POSSIBLE MECHANISMS FOR ROCK FALL EVENTS ALONG PA STATE ROUTE 11/15, SOUTH OF LIVERPOOL, PA
The diabase intrusion cross cuts a succession of sandstone, shaley-sandstone, mudstone, and coal that are dipping 70˚N; this succession occurs both above and below the intrusion. The thickness of the intrusion varies from ~6 m at the top of the exposure to 13m its base. The intrusion exhibits columnar jointing, and the surrounding bedrock contains southward dipping, E-W oriented fractures. The quartz grains in the quartz arentite contain abundant gas vacuoles that exhibit an upward flow dispersal. Vacuoles are more abundant and densely spaced in the sandstones up dip of the intrusion. This tends to be the rock involved in the rock falls.
Rockfalls at this particular location may be due to several contributing factors related to weathering, fracture sets, and vacuole concentration. Differential erosion of the shale and mudstone located both above and below the intrusion, surrounding the diabase intrusion, weather more quickly than the diabase and overlying sandstone, producing a thick sandstone overhang that is prone to falling. The sandstone is fractured, causing it to be weak along several fracture sets. Additionally, the quartz grains in the overlying sandstone contains abundant gas vacuoles related to the emplacement of the intrusion. The increased abundance and density of gas vacuoles in the sandstone, result in a weakened rock.

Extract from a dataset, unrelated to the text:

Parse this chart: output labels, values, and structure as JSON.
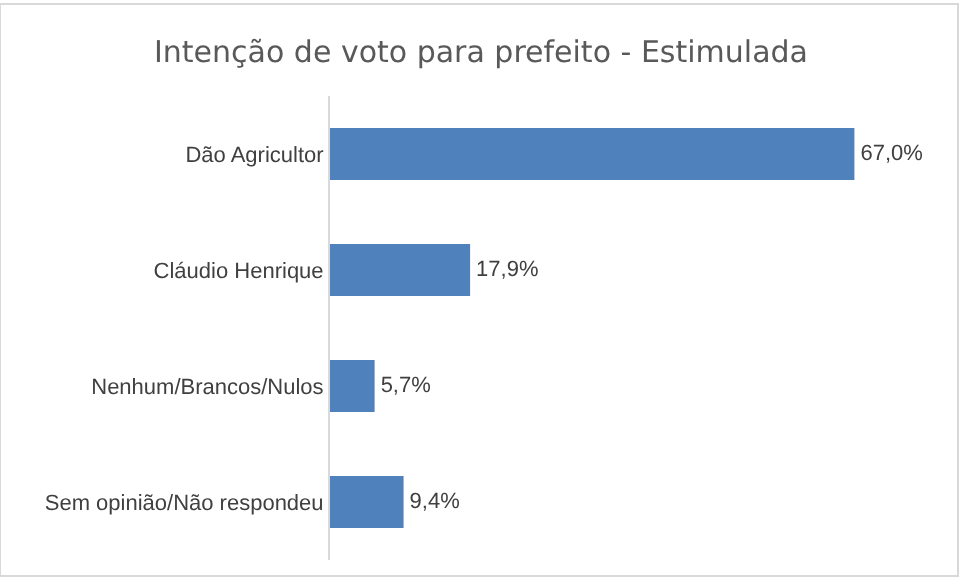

Rock falls at this location might be mitigated by drilling and blasting away the sandstone overlying the mudstone and coal. Terracing the diabase at this location might also decrease the amount of falling debris capable of reaching the road. Careful attention needs to be paid to the strength of the rock that tends to fall, which are composed of lithologically heterogeneous quartz and lithic wackes.